Rust 1.9 improves speed, error handling

Rustaceans, rejoice.

Only a little more than a month after Rust 1.8 debuted with a new build system, here comes version 1.9. It’s outfitted with compilation speed overhauls, better cross-compilation tools, and enhanced error handling in the language itself.

This last addition provides the most direct boon for Rust developers. As explained in the blog post introducing version 1.9, it’s a set of stabilizations for, and additions to, the std::panic module. If a particular thread in a Rust program panics — that is, runs up against an unexpected error — a new API, catch_unwind, can intercept the panic process from another thread, allow it to be continued if needed (via resume_unwind), and thus allow the app as a whole to better deal with the resulting error.

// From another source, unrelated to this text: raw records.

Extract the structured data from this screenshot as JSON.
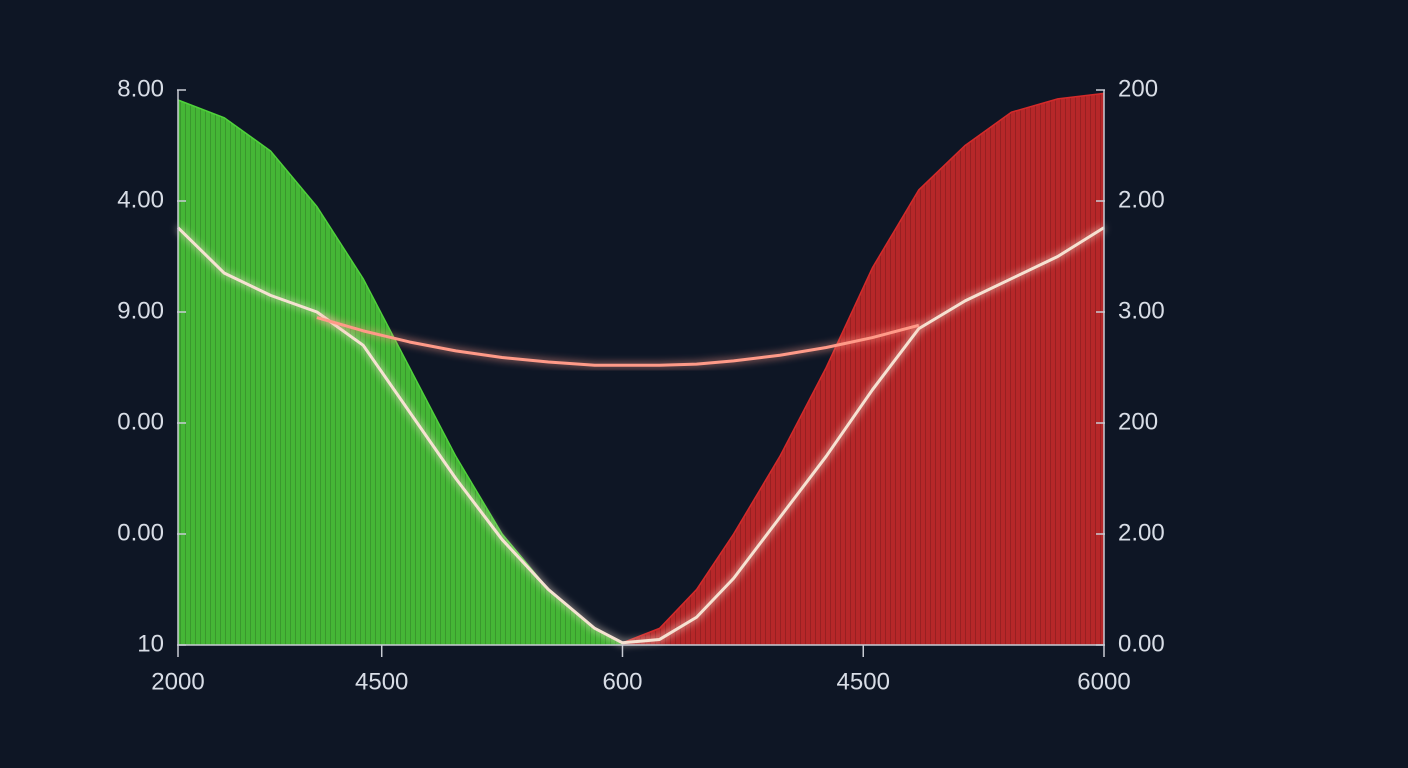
{
  "chart_data": {
    "type": "area",
    "x": [
      0,
      5,
      10,
      15,
      20,
      25,
      30,
      35,
      40,
      45,
      48,
      52,
      56,
      60,
      65,
      70,
      75,
      80,
      85,
      90,
      95,
      100
    ],
    "xlim": [
      0,
      100
    ],
    "xticks": [
      {
        "value": 0,
        "label": "2000"
      },
      {
        "value": 22,
        "label": "4500"
      },
      {
        "value": 48,
        "label": "600"
      },
      {
        "value": 74,
        "label": "4500"
      },
      {
        "value": 100,
        "label": "6000"
      }
    ],
    "ylim": [
      0,
      5
    ],
    "yticks": [
      {
        "value": 0,
        "label": "10"
      },
      {
        "value": 1,
        "label": "0.00"
      },
      {
        "value": 2,
        "label": "0.00"
      },
      {
        "value": 3,
        "label": "9.00"
      },
      {
        "value": 4,
        "label": "4.00"
      },
      {
        "value": 5,
        "label": "8.00"
      }
    ],
    "y2lim": [
      0,
      5
    ],
    "y2ticks": [
      {
        "value": 0,
        "label": "0.00"
      },
      {
        "value": 1,
        "label": "2.00"
      },
      {
        "value": 2,
        "label": "200"
      },
      {
        "value": 3,
        "label": "3.00"
      },
      {
        "value": 4,
        "label": "2.00"
      },
      {
        "value": 5,
        "label": "200"
      }
    ],
    "series": [
      {
        "kind": "area",
        "color": "#4fd23a",
        "values": [
          4.91,
          4.75,
          4.45,
          3.95,
          3.3,
          2.5,
          1.7,
          1.0,
          0.5,
          0.15,
          0.02,
          null,
          null,
          null,
          null,
          null,
          null,
          null,
          null,
          null,
          null,
          null
        ]
      },
      {
        "kind": "area",
        "color": "#d42a2a",
        "axis": "y2",
        "values": [
          null,
          null,
          null,
          null,
          null,
          null,
          null,
          null,
          null,
          null,
          0.02,
          0.15,
          0.5,
          1.0,
          1.7,
          2.5,
          3.4,
          4.1,
          4.5,
          4.8,
          4.92,
          4.97
        ]
      },
      {
        "kind": "line",
        "color": "#f6e2d2",
        "values": [
          3.76,
          3.35,
          3.15,
          3.0,
          2.7,
          2.1,
          1.5,
          0.95,
          0.5,
          0.15,
          0.02,
          0.05,
          0.25,
          0.6,
          1.15,
          1.7,
          2.3,
          2.85,
          3.1,
          3.3,
          3.5,
          3.76
        ]
      },
      {
        "kind": "line",
        "color": "#ff9a88",
        "values": [
          null,
          null,
          null,
          2.95,
          2.83,
          2.73,
          2.65,
          2.59,
          2.55,
          2.52,
          2.52,
          2.52,
          2.53,
          2.56,
          2.61,
          2.68,
          2.77,
          2.88,
          null,
          null,
          null,
          null
        ]
      }
    ]
  }
}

Another major new addition is rustup, a toolchain manager for Rust that allows the developer to keep up to date with, and switch between, the Rust toolchain for different target platforms. Rust has traditionally allowed cross-compilation thanks to its LLVM compiler back end, but manually managing the toolchain around it hasn’t been as easy. Rustup closes that gap, although it doesn’t yet set up the C toolchain needed by some Rust components (e.g., to compile anything with dependencies in C).

“That functionality is not shipping today, but it’s something we hope to incorporate over the next few months,” write Rust’s maintainers.

Rust 1.9 includes some subtle but significant fixes that pave the way to speed up both program execution and compilation times. A new optimization, specialization, “allows generic code to automatically be specialized based on more specific type information” that can be leveraged for better performance in the future. Another fix makes for much speedier testing for equivalence, making some kinds of code compile a great deal faster.

Also new, and useful: APIs in libraries created by developers can now be tagged with deprecation warnings. Given how fast Rust’s ecosystem has been moving, including its culture of third-party libraries, this is more important than it might look, as it provides library developers with a graceful way to warn users when something is being eliminated — for instance, if it depends on a Rust feature that’s also being reworked or phased out.

The Rust development team tipped its hand last year about its goals for the language in 2016. Many of those goals are being swiftly met, like nailing down the standard library and enabling push-button cross-compilation. Still to be unveiled, though, is incremental compilation, allowing for faster project rebuilds — but the MIR additions to Rust back in April are a prelude to that.